Intangibles slightly favor Isaiah and Marcus, who space the floor better, play with more infectious intensity, tend to hustle more consistently, share the ball with less hesitancy, and are more reliable when open jumpers need to be converted.
Of course, Tyreke has been known to have ice water run through his veins. I do not want to diminish Tyreke's willingness or ability to step up in the clutch, including game-winning plays versus the Bucks, Bulls, Nuggets, Wizards, among other victims.
However, the clear emergence of Marcus as a cold-blooded assassin, the trend away from isolation ball and the infamous 1-4 flat play, and to run plays through DeMarcus would seem to signal fewer chances for Tyreke to be the late-game hero.
Despite past heroics, and Hail Marys, Tyreke has been an integral part of an over 70% losing rate in his three NBA seasons.
The prospective issue, however, is not about assigning culpability for past adversity, but learning from it, and developing a systematic plan to best enable individual and group success.
Prior to last season, I projected that the prospects for the team would most correlate to the efficiency of the Kings two highest usage players, Tyreke and DeMarcus. One player delivered (21.7 PER). The other, not nearly as much (16.5 PER). The glue turned out to be pudding, and the team lost 44 times.
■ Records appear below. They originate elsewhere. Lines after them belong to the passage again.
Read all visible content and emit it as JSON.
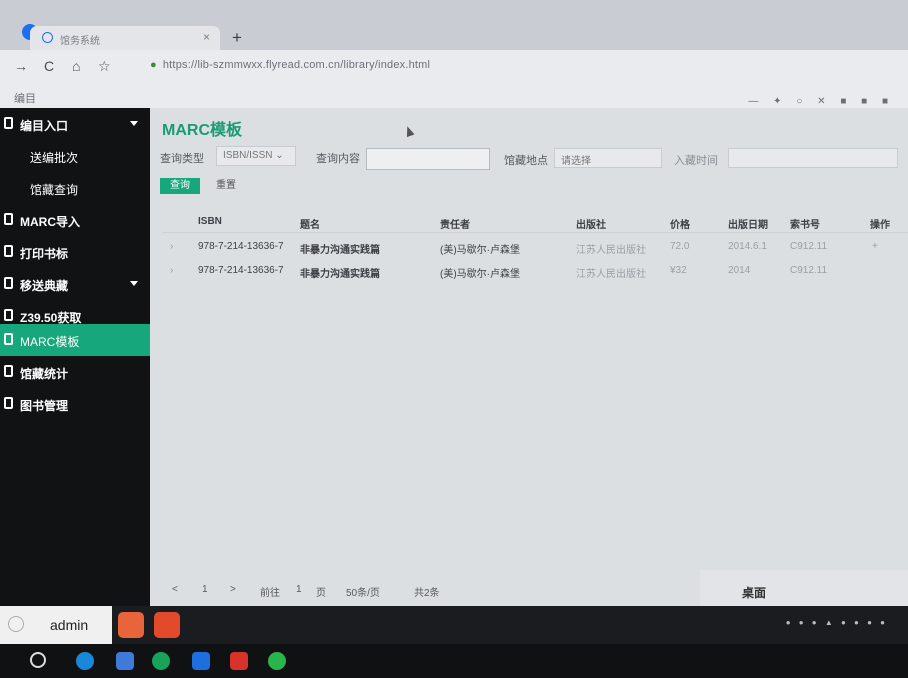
{
  "browser": {
    "tab_title": "馆务系统",
    "url": "https://lib-szmmwxx.flyread.com.cn/library/index.html",
    "bookmark": "编目"
  },
  "sidebar": {
    "items": [
      {
        "label": "编目入口",
        "caret": true,
        "sub": false
      },
      {
        "label": "送编批次",
        "caret": false,
        "sub": true
      },
      {
        "label": "馆藏查询",
        "caret": false,
        "sub": true
      },
      {
        "label": "MARC导入",
        "caret": false,
        "sub": false
      },
      {
        "label": "打印书标",
        "caret": false,
        "sub": false
      },
      {
        "label": "移送典藏",
        "caret": true,
        "sub": false
      },
      {
        "label": "Z39.50获取",
        "caret": false,
        "sub": false
      },
      {
        "label": "MARC模板",
        "caret": false,
        "sub": false,
        "active": true
      },
      {
        "label": "馆藏统计",
        "caret": false,
        "sub": false
      },
      {
        "label": "图书管理",
        "caret": false,
        "sub": false
      }
    ]
  },
  "main": {
    "title": "MARC模板",
    "filters": {
      "query_type_label": "查询类型",
      "query_type_value": "ISBN/ISSN",
      "query_content_label": "查询内容",
      "location_label": "馆藏地点",
      "location_value": "请选择",
      "date_label": "入藏时间",
      "search_button": "查询",
      "reset_button": "重置"
    },
    "table": {
      "headers": [
        "ISBN",
        "题名",
        "责任者",
        "出版社",
        "价格",
        "出版日期",
        "索书号",
        "操作"
      ],
      "rows": [
        [
          "978-7-214-13636-7",
          "非暴力沟通实践篇",
          "(美)马歇尔·卢森堡",
          "江苏人民出版社",
          "72.0",
          "2014.6.1",
          "C912.11",
          "+"
        ],
        [
          "978-7-214-13636-7",
          "非暴力沟通实践篇",
          "(美)马歇尔·卢森堡",
          "江苏人民出版社",
          "¥32",
          "2014",
          "C912.11",
          ""
        ]
      ]
    },
    "pagination": {
      "prev": "<",
      "page": "1",
      "next": ">",
      "goto": "前往",
      "goto_page": "1",
      "page_unit": "页",
      "page_size": "50条/页",
      "total": "共2条"
    }
  },
  "right_panel": {
    "label": "桌面"
  },
  "dock": {
    "user": "admin"
  }
}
Yet talent must be nurtured, until its no longer worth the time and effort. Entering the league at 19 years of age, playing (mostly) the most difficult position in the NBA, smooth waters have given way to choppy conditions. Now is the time to adjust the sails, not abandon the ship.
Given his backcourt competition and own recent performance, a super sub role for Tyreke is most appropriate, feasting on diminutive guards, winded front-lines and slow-footed second stringers, until a higher usage rate can be justified.
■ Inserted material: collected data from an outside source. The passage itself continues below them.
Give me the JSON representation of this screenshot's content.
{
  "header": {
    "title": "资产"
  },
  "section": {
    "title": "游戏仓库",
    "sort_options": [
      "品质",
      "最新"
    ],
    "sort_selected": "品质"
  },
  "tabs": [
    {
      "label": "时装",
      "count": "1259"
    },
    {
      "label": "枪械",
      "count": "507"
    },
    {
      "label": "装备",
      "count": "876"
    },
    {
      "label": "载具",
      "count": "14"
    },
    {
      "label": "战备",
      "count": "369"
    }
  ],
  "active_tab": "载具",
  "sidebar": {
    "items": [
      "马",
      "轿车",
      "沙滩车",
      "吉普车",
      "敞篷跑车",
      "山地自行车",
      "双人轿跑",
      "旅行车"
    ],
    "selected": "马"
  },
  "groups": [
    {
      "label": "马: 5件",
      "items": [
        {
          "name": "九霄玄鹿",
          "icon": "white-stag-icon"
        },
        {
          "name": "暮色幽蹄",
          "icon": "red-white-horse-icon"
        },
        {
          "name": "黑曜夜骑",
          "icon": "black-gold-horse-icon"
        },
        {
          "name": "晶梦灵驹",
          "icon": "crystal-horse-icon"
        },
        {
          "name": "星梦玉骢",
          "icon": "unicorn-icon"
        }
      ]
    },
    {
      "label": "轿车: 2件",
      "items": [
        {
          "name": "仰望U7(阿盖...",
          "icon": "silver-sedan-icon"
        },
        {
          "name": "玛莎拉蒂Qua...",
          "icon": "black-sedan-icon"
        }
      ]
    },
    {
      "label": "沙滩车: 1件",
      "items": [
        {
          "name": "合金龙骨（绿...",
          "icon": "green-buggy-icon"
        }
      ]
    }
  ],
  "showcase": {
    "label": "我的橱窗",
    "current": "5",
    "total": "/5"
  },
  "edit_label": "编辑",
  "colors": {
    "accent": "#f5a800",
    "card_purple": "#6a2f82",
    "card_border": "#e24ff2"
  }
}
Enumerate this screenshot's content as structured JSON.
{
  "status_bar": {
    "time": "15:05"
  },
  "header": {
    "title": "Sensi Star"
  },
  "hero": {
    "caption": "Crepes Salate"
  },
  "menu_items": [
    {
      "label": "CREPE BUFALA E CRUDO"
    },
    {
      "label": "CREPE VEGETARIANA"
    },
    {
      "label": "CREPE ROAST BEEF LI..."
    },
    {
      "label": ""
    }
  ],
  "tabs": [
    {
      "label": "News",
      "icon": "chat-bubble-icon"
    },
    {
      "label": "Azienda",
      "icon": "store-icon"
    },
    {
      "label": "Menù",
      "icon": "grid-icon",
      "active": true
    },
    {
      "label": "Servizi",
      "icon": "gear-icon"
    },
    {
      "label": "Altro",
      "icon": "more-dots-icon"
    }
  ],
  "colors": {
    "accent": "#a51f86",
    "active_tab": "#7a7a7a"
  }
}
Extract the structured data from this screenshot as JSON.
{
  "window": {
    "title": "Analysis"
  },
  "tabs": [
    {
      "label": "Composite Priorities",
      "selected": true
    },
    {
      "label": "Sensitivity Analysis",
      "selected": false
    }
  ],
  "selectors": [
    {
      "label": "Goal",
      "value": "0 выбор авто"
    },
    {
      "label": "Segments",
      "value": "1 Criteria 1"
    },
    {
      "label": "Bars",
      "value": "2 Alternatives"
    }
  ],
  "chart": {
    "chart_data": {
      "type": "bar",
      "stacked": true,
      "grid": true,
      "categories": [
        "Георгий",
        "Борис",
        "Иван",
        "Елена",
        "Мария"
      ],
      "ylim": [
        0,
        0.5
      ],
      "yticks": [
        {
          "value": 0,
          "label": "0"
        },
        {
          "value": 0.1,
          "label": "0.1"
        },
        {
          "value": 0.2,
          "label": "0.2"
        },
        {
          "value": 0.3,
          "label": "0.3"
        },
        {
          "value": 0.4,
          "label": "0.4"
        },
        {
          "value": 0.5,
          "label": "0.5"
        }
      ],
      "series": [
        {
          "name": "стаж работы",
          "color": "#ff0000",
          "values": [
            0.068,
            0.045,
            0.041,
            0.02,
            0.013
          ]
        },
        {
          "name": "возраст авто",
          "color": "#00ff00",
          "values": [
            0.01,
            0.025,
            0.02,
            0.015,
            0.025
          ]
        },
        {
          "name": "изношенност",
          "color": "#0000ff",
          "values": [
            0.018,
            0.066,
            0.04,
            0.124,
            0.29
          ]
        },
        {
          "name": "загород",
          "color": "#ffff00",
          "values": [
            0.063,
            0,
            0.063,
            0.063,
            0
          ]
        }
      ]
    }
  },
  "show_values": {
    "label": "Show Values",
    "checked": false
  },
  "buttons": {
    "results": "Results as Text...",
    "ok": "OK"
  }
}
In other words, attack relentlessly against inferior opponents. Find any semblance of mid-range game. Return to your aggressive foul drawing ways as a rookie. Own the second quarter. Make a statement early, and you’ll be back for crunch time.
The S.S.S.I. (Small Sample Size Institute) approves of this recommendation, as Tyreke averaged 19 points on 61% shooting in 26 minutes as a non-starter over 2 games.
Additionally, the mindset and plan of attack by Manu Ginobli, James Harden and Jason Terry would need to be adopted and embraced by Tyreke to enable optimal results, and it seems like a natural transition well-suited to his emotional makeup, and current level of skill.
Coach Smart can make four choices regarding Tyreke once training camp breaks, and the ball is tipped for real. Three of the four choices would be imprudent and inappropriate, inhibiting the best potential for early season synergy.
The best choice, the clear choice, is not an anti-Tyreke endorsement. It is not a vote of non-confidence of a former ROY. It’s a logical decision to further establish a viable and accountable culture that places team goals first, while maximizing the potential for each player to thrive.